Lawsuit attempting to nip President William Ruto government's appetite for taxes in the bud continue piling up in the courts of law.
In the latest case, lawyer and activist Fanya Mambo revealed that he is leading a lobby group seeking to file a petition to curb government's indirect taxation to only 20 per cent of an individual's salary.
He argued that the lobby group seeks to set the taxation limit in the Constitution.
"We are part of a lobby group that is moving to court next week and I am the main petitioner. We want a Constitutional petition that sets the limit to how much government can take from your salaries," he lamented.
"We have gotten to a point in this country where the government feels entitled to our salaries. They wake up and decide that they can raid in your salary to the point that it is unlimited, the raid is uncontrolled."
The activist further noted that whereas both direct and indirect taxations have been increasing pushing total taxation on a monthly income to over 60 per cent.
The taxes included Pay as You Earn, medical cover as well as the recently introduced housing levy of 1.5 per cent.
Indirect taxes, which have also been on the rise included Value Added Tax (VAT) on all products in retail shelves. The Ruto regime increased the fuel VAT from 8 per cent to 16 per cent.
"As part of the talks at Bomas because we are sure a referendum will come out of it, we want Kenya to set a threshold and say that indirect taxation, the government cannot take more than 20 per cent of what you earn. That has to be made very clear," he added.
The suit comes weeks after the Supreme Court dismissed Busia Senator Okiya Omtatah's petition challenging the Court of Appeal’s ruling that lifted orders barring the implementation of the Finance Act 2023.

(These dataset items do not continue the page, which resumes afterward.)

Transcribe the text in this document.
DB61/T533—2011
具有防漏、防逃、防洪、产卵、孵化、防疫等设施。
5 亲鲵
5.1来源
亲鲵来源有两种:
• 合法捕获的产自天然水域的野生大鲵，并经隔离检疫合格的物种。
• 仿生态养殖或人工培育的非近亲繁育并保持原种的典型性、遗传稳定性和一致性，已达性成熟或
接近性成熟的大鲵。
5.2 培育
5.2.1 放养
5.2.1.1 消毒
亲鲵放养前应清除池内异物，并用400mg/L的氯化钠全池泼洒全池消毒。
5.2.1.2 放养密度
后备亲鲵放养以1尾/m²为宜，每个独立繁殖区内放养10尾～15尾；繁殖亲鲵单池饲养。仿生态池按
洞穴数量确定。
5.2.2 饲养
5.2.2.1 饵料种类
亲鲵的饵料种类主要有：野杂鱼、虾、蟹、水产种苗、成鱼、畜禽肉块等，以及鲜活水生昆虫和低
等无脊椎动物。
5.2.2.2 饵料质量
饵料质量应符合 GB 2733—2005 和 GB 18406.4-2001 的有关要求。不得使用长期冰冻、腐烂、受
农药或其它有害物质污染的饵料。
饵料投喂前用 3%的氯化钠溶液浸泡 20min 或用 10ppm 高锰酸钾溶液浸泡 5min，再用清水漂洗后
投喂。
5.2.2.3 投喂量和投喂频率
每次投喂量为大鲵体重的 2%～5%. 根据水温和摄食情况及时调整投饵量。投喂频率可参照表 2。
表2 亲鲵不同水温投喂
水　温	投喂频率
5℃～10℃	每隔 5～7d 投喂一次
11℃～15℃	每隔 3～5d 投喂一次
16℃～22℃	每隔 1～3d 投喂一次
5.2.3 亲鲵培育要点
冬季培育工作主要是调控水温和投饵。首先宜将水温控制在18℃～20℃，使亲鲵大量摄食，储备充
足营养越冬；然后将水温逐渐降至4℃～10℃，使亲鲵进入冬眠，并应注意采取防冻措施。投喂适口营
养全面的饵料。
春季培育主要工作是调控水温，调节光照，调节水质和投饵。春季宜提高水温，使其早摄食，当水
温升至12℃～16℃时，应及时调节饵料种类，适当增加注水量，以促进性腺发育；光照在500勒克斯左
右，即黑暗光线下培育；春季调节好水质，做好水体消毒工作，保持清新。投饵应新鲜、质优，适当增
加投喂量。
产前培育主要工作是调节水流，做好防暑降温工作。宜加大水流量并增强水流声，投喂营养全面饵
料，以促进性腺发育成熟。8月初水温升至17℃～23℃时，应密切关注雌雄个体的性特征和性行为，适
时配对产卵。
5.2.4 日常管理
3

Omtatah wanted the implementation of the Finance Act 2023, which took effect beginning July 1, stopped for burning salaried Kenyans.
"The four sets of written submissions filed out of time by the applicants on 15th August 2023 on the Court’s online platform be and are hereby struck out," the judgment read in part. The ruling paved way for Ruto to raise an estimated Ksh211 billion from the new taxes.
Ealier in August, the Law Society of Kenya had also moved to court to challenge the implementation of the Finance Act and stop the government from collecting new taxes.
The suit argued that the state introduced the taxes at a time when Kenyans were reeling under a blanket of a high cost of living.